Für einige Menschen wird die Werkstatt zum Sprungbrett auf den ersten Arbeitsmarkt, für andere Menschen ist sie ein Schutzraum. Die Werkstattarbeit strukturiert den Tag in einer gewohnten Umgebung und ermöglicht eine sinnerfüllte Tätigkeit. Im Projekt wird viel über die Erfahrungen in den Werkstätten, über Fragen der gerechten Entlohnung und über die Verpflegung, über Entwicklungsmöglichkeiten und natürlich auch Hindernisse gesprochen. Fakt ist: Werkstätten und die Werkstattmitarbeitenden leisten mit ihrer Arbeit einen wichtigen Beitrag zum Wertschöpfungsprozess in Sachsen-Anhalt und Thüringen. Doch das ist leider vielen Menschen außerhalb der Werkstatt kaum bekannt. Was kann das Projekt hier leisten? Die Lösung ist schnell gefunden: eine Videoreihe in den sozialen Medien soll die Vielfalt der Werkstattarbeit authentisch, ehrlich und im Sinne der dort beschäftigten Menschen darstellen. Wie kann das realisiert werden? Fachexperten werden gesucht, schnell gefunden und kurzerhand als Referenten in das Projekt eingeladen. Außerhalb der Projekttreffen werden Videos gedreht und geschnitten und anschließend gemeinsam ausgewertet. Die Ergebnisse sind bald auch auf unserem YouTube-Kanal zu sehen.

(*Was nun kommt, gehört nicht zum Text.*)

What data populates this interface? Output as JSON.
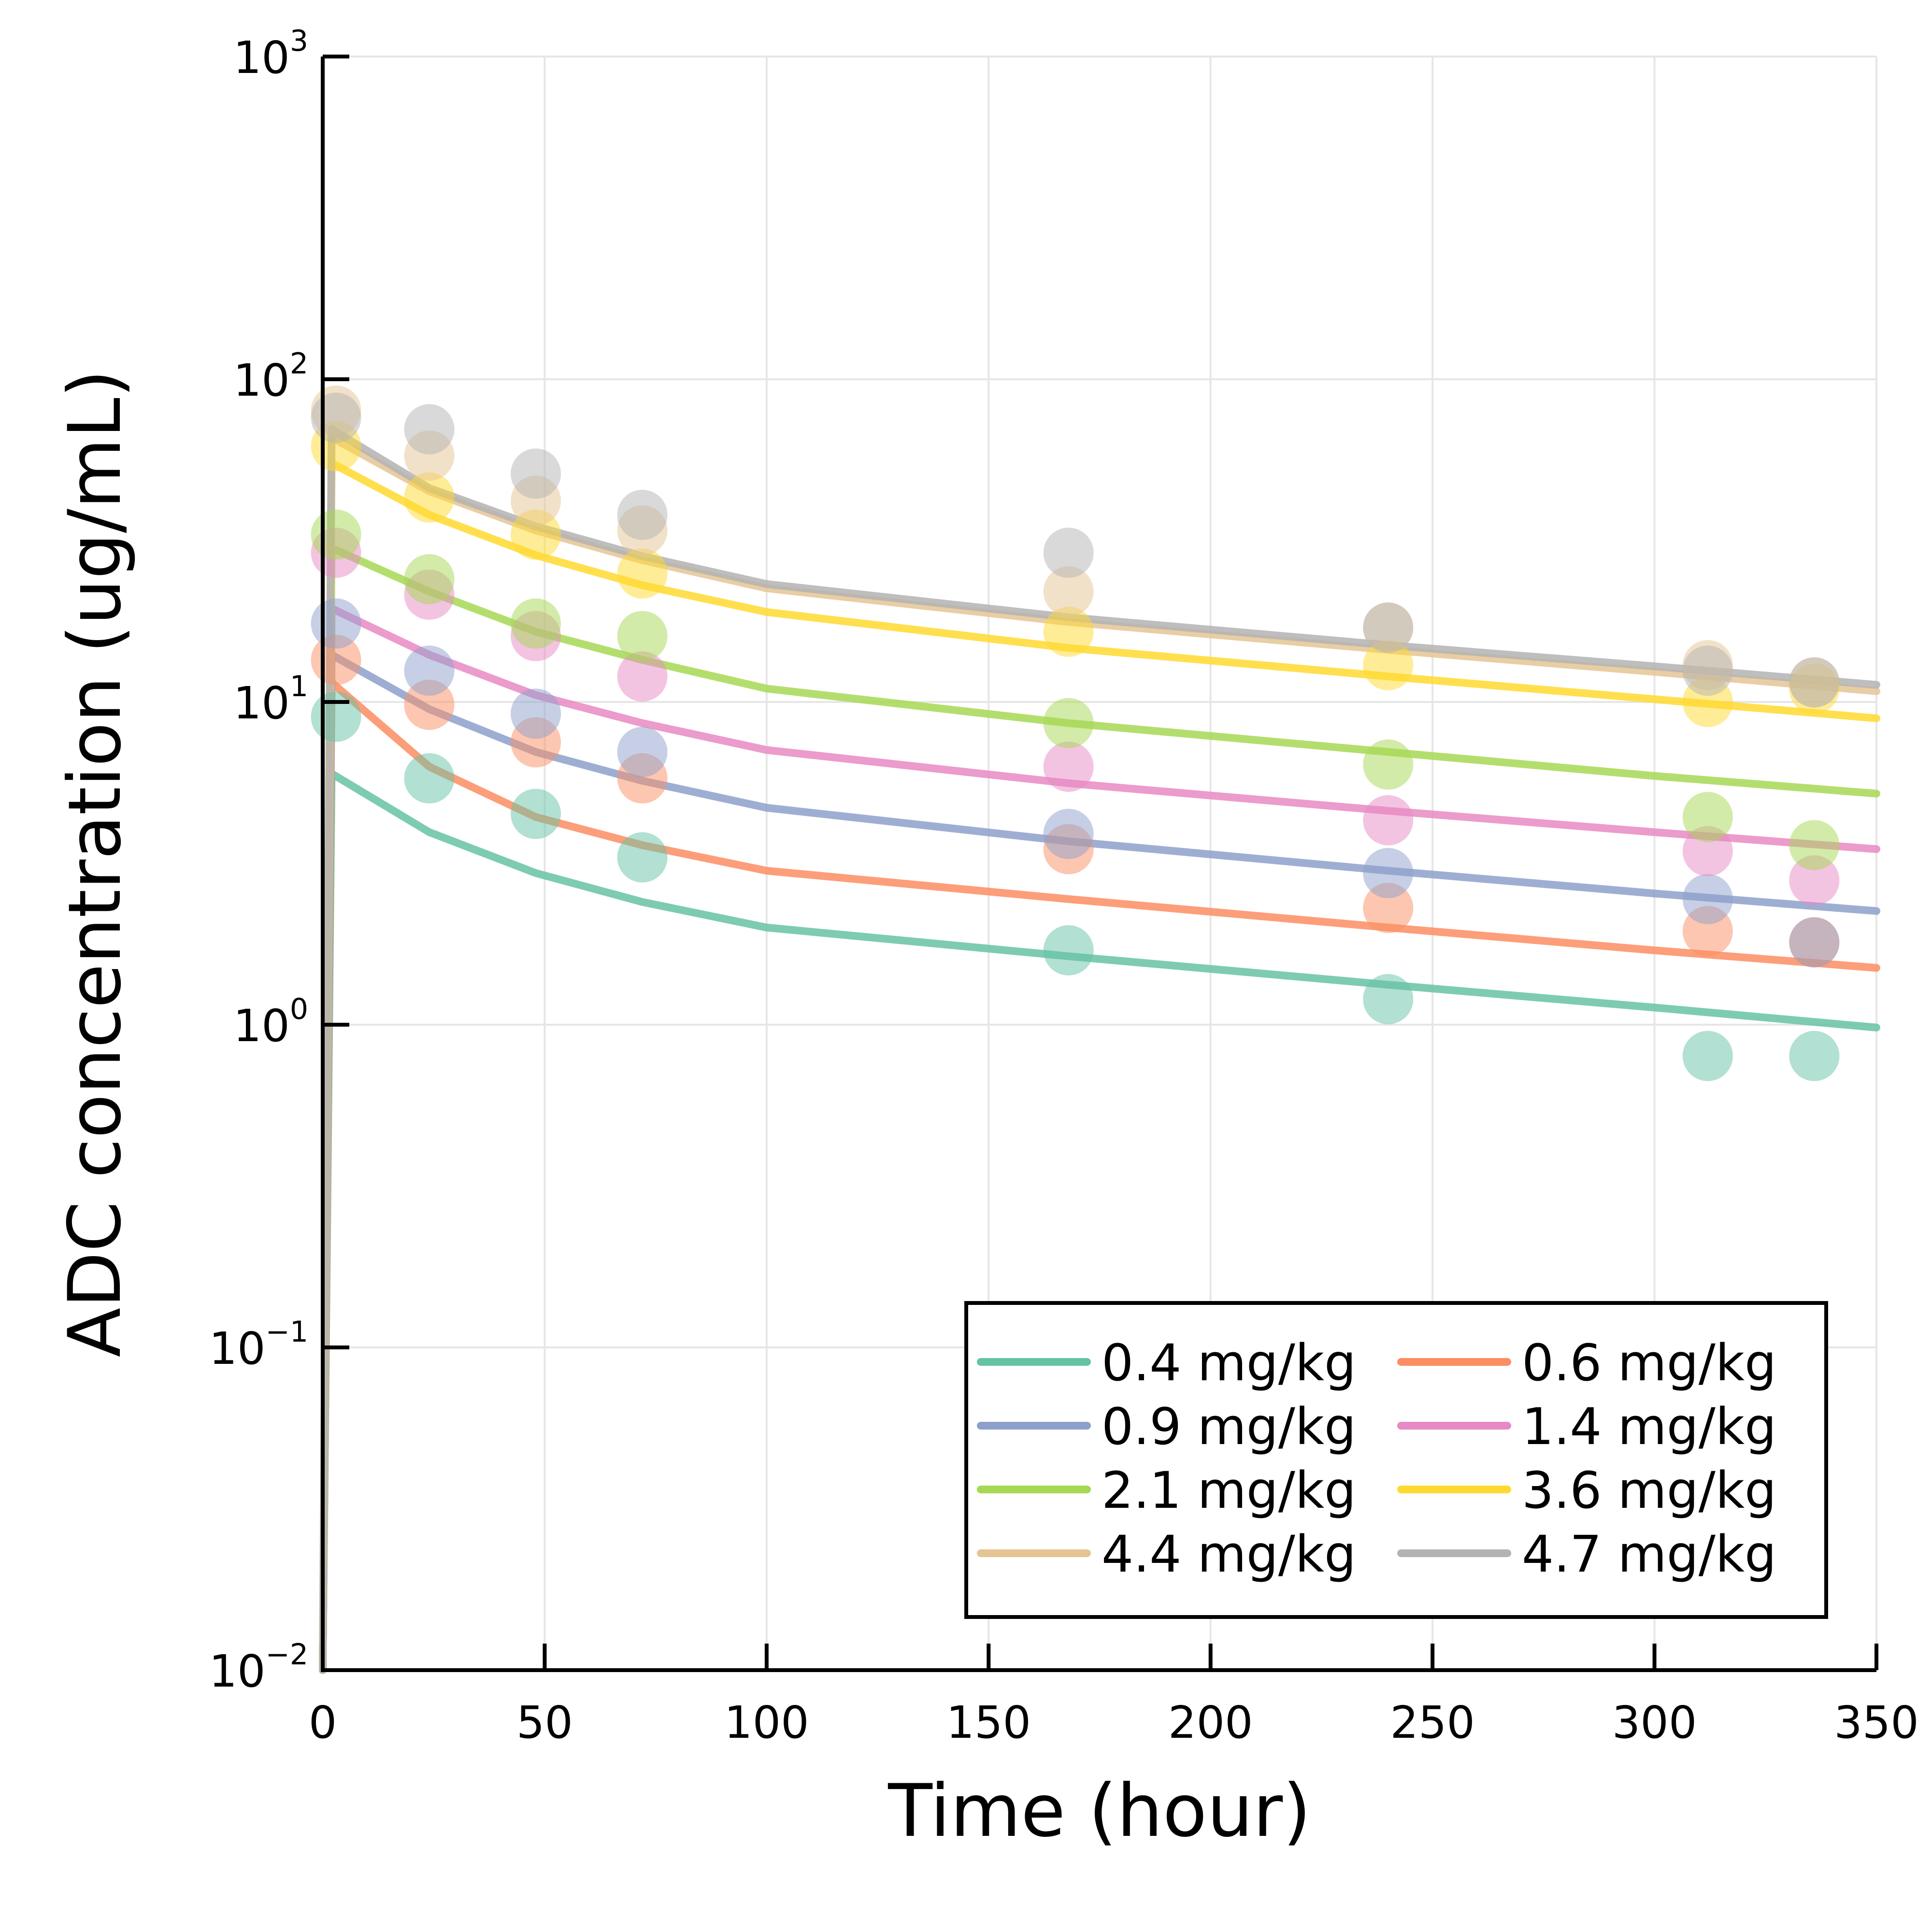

Es bleibt nicht nur bei der Theorie. Für die Videoreihe zur Werkstattarbeit wurden schon erste Entwürfe gedreht und anschließend in den Gruppen gemeinsam besprochen. Mehr dazu ist bald auf dem YouTube-Kanal der Diakonie Mitteldeutschland zu sehen.

Das „Miteinander“, das im Projektnamen steht, ist deutlich spürbar. Die Beteiligten haben schnell Arbeitsabläufe und Routinen verinnerlicht, sind im Projekt gewachsen, haben ihre Vorstellungen, Ideen und Erfahrungen eingebracht. Ein Ansatzpunkt, der Schule machen darf. Die Fortführung des Projekts im Jahr 2026 wird bereits geplant.

Hintergrund: „Barrieren überwinden – Ein inklusives Miteinander im Fachverband“ ist ein Projekt der Diakonie Mitteldeutschland, das von der Aktion Mensch gefördert wird. Mehr Beteiligung, mehr Mitsprache und mehr Selbstwirksamkeit sind die Ziele des Projekts. Dafür wurden Menschen aus unterschiedlichsten diakonischen Einrichtungen in Mitteldeutschland zur Mitwirkung eingeladen.